両者リングサイドにはチームメンバーが揃ってる。
一方は大将を勝たせるため。もう一方は大将を守るため。
大将を勝たせようと、一方は早々にイスをリング内に投げ入れる。
ニック・エリオットは存分に揺さぶりをかけながら首に狙いを定める。
巧みな心理戦を仕掛けられ、長谷川修二は防戦一方となる。
首への攻めは厳しく、必殺のロータリーボーリングも早々に繰り出す!
更に高速のドラゴンスープレックスで追い討ちをかけられ、長谷川の首には激痛が走る。
追撃が止まない中、なんとか巻き返しを図るものの、セコンドが介入してくる。
大苦戦を強いられる中、長谷川は耐えに耐える時間が続く。
リングサイドからはチームメンバーから声援が送られている。
そうして試合時間が20分を越えた頃、レフェリーがようやくセコンドを振り切る。
そこですかさず長谷川は起死回生のストラングルホールドαを仕掛けた!
ニックはたまらずタップ、シングル初対決は長谷川が辛くも勝利した。
「ニック・エリオット!強かったよ。正直内容では負けていた。
仲間の声援が無ければ、途中で負けていたかもしれない。
だが、お前だってそうだろう?仲間の介入あってこそだ。
シングルでは俺が勝った。前の試合も俺達が勝った。
次はタッグだ。それで俺達クリムゾン・クランの完全勝利だ。
俺達の真っ赤な旗を掲げる時だ。お前らの無法もこれで終わりだよ。」
「まさか今日の結果で勝ったつもりか?今日はほんの前哨戦だろ?
俺達はまだまだ試運転よ。当然全力を出せばこんなもんじゃねぇ。
俺達は至高の存在、シュプリームだ。このリングには刺激が足りねぇ。
次はタッグだと?良いだろう。至高の刺激をこのリングで見せてやる。
次は首だけじゃすまねぇぞ。顔は潰れ、嘔吐してのたうち回るんだ。
首も腰も砕け、動けなくなるお前らの姿を晒してやるぜ。」
クリムゾン・クランとシュプリームの抗争は始まったばかりである。
後日、ファントム・ヤマプロの元へ更なる大会場の用意と要求書、それを実現するための資金提供があった。
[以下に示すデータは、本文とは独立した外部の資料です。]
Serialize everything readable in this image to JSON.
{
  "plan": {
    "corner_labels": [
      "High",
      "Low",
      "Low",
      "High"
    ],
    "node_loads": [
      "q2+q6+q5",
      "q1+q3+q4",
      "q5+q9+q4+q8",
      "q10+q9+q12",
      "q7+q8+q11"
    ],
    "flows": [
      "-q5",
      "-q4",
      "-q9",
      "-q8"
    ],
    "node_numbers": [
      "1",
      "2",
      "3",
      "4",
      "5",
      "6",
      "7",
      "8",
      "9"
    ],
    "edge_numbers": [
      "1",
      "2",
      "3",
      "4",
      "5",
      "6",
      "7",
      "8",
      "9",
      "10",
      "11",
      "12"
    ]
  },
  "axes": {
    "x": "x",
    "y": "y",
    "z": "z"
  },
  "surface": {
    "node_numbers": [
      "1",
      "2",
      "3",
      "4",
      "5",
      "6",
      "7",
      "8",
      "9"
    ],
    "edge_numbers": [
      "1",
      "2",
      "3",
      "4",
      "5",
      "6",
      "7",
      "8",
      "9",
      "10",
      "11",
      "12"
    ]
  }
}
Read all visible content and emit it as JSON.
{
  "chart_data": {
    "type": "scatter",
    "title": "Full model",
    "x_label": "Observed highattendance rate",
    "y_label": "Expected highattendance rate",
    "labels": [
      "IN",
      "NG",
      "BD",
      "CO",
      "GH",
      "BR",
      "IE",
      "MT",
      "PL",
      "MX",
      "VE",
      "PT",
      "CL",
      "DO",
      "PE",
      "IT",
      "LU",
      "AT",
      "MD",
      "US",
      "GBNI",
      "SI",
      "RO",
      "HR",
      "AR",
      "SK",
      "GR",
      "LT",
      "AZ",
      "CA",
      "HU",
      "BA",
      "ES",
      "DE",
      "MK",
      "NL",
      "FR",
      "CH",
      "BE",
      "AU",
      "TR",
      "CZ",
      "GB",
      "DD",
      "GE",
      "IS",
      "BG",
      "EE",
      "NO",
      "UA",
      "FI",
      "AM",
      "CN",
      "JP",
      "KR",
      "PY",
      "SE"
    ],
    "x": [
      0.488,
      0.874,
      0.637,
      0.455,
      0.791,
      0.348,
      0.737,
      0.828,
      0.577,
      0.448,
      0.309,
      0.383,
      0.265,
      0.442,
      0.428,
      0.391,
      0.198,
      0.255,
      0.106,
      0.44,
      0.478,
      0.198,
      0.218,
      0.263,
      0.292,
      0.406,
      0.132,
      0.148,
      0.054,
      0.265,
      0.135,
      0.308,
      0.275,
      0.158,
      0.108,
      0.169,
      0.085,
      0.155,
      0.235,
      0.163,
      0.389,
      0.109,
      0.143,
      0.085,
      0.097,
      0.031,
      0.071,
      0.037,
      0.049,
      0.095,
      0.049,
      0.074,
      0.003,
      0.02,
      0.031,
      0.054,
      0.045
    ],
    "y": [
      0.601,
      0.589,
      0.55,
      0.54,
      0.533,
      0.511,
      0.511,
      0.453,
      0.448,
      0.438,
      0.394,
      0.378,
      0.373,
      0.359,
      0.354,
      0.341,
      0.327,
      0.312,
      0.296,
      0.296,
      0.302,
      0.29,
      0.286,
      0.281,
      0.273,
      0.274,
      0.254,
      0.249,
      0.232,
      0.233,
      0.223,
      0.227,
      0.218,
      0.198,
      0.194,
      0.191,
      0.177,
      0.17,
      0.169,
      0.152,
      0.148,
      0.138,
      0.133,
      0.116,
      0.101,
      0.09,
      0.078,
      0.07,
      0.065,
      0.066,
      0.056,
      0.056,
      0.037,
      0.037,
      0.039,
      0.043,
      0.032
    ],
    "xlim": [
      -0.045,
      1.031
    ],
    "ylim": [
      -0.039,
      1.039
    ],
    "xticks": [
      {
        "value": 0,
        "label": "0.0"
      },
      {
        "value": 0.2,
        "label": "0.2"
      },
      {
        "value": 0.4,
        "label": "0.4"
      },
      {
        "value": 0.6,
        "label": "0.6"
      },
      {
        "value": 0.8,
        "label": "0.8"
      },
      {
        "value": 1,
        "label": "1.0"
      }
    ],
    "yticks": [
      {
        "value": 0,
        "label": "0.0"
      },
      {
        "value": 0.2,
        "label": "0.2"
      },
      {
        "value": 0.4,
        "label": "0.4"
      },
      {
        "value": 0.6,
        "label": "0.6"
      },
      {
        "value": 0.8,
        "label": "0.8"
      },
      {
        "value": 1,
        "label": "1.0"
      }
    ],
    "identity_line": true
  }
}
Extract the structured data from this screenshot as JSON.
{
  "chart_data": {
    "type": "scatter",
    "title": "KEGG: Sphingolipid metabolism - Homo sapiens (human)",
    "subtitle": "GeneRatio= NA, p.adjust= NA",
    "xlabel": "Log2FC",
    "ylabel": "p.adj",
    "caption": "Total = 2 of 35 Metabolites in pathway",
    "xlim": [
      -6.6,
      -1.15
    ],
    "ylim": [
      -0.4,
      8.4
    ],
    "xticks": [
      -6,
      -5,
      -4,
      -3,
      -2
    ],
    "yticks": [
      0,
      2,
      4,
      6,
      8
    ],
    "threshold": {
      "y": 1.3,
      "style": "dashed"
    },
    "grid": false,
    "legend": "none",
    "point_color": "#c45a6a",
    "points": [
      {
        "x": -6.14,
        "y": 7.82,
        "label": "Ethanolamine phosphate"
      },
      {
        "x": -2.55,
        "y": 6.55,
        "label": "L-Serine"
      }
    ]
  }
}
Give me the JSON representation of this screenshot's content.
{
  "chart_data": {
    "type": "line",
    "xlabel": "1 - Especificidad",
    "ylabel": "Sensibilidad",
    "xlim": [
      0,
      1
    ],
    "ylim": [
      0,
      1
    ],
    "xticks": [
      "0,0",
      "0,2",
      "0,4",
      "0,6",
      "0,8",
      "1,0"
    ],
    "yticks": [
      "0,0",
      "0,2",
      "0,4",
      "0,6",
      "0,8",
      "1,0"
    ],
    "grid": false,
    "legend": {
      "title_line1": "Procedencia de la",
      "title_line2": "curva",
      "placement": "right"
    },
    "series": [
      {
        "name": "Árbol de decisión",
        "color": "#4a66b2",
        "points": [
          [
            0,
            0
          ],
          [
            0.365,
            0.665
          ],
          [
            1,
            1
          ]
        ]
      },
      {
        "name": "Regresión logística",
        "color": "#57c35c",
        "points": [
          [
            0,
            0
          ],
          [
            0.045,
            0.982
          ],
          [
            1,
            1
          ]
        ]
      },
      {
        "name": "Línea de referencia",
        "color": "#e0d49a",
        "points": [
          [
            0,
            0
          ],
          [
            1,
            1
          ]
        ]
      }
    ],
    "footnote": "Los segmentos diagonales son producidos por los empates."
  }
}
ニック・エリオットは本気で凄惨なショーを日本で展開するつもりだろう。
ここまで来たら引き下がれない。支援が無ければヤマプロは崩壊する。
どんな手を使っても大会場を人で埋め、採算を取らねばならない。
そしてニック・エリオットにとって魅力的なリングで無くてはならない。
一手誤れば、全ては幻と化してしまう。
いいや、幻を見せるのはこちらの方だ。
ファントム・ヤマプロは数手先を読み、駒を進めた。